Send events (optional)¶
Connecting your cloud (the onboarding step) gives Argmin billing- and usage-level attribution from your provider's own data. That's enough for most customers.
If you want request-level attribution — per-call cost, tokens, latency, and the identity/service that made the call — you can additionally send Argmin events. There are two ways, and they're additive:
-
Ingestion API
Emit an
InvocationEvent(or a generic observability event) with a single HTTPPOST. Best when you already have a place in your code or pipeline that sees each AI call. -
Drop-in proxy
Point your provider SDK's base URL at Argmin's proxy. Argmin records the call and forwards it, failing open if anything is slow. Zero application code changes beyond a base URL.
When you don't need this¶
- You only need cost/budget attribution at the team/account level → the cloud connector already covers it.

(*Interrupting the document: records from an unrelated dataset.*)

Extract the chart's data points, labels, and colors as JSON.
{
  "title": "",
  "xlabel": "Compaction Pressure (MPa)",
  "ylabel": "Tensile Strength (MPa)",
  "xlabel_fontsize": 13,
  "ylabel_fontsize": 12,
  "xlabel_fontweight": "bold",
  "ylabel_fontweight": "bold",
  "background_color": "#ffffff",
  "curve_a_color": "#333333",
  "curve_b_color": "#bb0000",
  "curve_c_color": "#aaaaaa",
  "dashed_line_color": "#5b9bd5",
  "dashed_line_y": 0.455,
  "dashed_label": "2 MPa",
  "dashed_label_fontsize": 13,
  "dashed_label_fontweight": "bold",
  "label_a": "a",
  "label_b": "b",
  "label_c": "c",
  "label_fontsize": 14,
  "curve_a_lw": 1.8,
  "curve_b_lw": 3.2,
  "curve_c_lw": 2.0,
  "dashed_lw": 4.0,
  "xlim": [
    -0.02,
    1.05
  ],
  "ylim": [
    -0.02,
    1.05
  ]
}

- Your inference runs entirely on Bedrock / Vertex AI / Azure OpenAI and you've enabled the relevant logging → Argmin reads that through the connector.
When you do want this¶
- You call providers directly (OpenAI, Anthropic, etc.) from application code and want each request attributed.
- You need decision-time signals (live cost, model recommendations) at the call site.
- You want latency and token counts per request, not just aggregate billing.
Non-negotiables¶
- Fail-open. No ingestion or proxy path may block your production traffic. The interceptor runs on a hard latency budget and forwards regardless.
- No content capture. Argmin never stores prompt or completion text. Send metadata (tokens, model, cost, identity) — not message bodies.